13.小休憩します
「もうちょっと歩くペース落とせない?」
「……パパとママにお祭り楽しんできてほしいと言われちゃってるから、いつも以上に気合い入りっぱなしでした。ごめんなさい」
「それなら細かいことは気にしないでおきます。こ、こーん」
視線を逸らすフィーネは、屋台に目がいってしまう。
りんご飴のような食べ物に、綿菓子が入っていそうな袋を販売する店。壁には狐のお面がたくさん掛けられていて、玩具の銃のようなものを構えるお客がいる店。

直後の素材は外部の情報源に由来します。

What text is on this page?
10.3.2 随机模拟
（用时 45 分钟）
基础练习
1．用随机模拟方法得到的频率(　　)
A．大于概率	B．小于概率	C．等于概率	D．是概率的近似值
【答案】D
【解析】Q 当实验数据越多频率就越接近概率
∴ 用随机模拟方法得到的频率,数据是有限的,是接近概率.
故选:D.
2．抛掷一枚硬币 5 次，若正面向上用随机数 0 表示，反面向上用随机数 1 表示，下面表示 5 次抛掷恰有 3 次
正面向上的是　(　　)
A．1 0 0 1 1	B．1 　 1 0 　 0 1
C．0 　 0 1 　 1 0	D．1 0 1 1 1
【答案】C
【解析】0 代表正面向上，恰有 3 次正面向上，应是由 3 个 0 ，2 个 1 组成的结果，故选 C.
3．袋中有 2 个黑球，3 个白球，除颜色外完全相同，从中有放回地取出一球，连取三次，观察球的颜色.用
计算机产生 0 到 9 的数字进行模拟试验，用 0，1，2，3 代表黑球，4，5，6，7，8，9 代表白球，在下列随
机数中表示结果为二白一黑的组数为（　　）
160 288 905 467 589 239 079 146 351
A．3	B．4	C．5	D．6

お祭りの屋台に関しては、日本と似た文化があるのかもしれない。食べ歩きしている者もそれなりにいて――。
あ、食べ物を見てると少し小腹が空いてきたような。
「何か食べたいものとかないですか?」
「私ですか? 特に必要ないですけど。……もしかして、お姉さん何かほしくなった?」
コクバはクスッと笑う。
「そういうつもりでは……」
「パパとママがあげるって言ってたものあるのに、ここで使わないとねー」
「二人で食べ歩きしましょう。こーん!」
「それ良いね。お姉さんは何を食べるの?」
コクバは屋台に近づいていった。
そして、指を差しながらどれ買うか真剣に悩みはじめた。
コクバの両親から銀貨一枚ずつ、コクバと私に配られているのだが、ここまで二人揃ってまったく使う気すら起きなかった。
だから、今になって笑っているのだろう。
その声を聞いたのか、枝に付いている精霊もほんの少しだけ笑い出した気がした。
「……どっちにしましょうかー」
コクバはすごく悩んでいた。
綿菓子か、大きな果物の丸焼きか。
銀貨一枚で買えるのは、どちらかのみ。
「コクバが素直に食べたいほうで良いのでは……」
「どちらかと言われたら悩んじゃいます。どっちも量は多いですからね。値段相応なのは確かなのですがー」
商人の視線で考えないで早く選べ、とは言い難い。
コクバ自身の選ぶ基準は、フィーネにはわからないのだから。
「よし決めた、こっちにしますー」
コクハが選んだのは、大きな赤い果実の丸焼きだった。
「それじゃあ、私はこっちください」
フィーネはすかさず、コクバが選ばなかったほうを購入した。
「これで、二人でわけわけしたら両方食べれますからね」
「ふえっ? ……ありがとうございますー」
コクバにとって予想外だったのか、困惑を隠しきれていなかった。
「食べ終わったら、鈴探しを再開しましょう」
「そうですねー」
コクバはちょうど空いていた近くのベンチに腰掛ける。
フィーネもその隣に座ると、二人で食べあった。
小休憩も兼ねて――。
「あっ、そうだ。アリスも食べさせてあげたい」
フィーネは一口サイズよりも更にひと回り小さくちぎった綿菓子を、アリスに差し出す。
お祭り中だろうと、アリスはフィーネの傍にいる。
『精霊には必要ありません』
「そう言わずに、食べてよね」
『必要ありません』
「だーかーらー、食べて!」
アリスの拒否を押しのけて、アリスの口に押し込んだ。
あ……。フィーネは後悔した。
食べ物をいきなり何もない空間に消しちゃった、ただヤバい人って思われないかな……。
「お姉さんって、精霊でも飼っているのです?」
がん見していたコクバは、むしろ興味津々になっていた。
「えっと、その……これはですね……」
はい。としか言えない。
小さく縦にコクリと頷くと、コクバは納得したのか、真顔で赤い果実の丸焼きをかじる。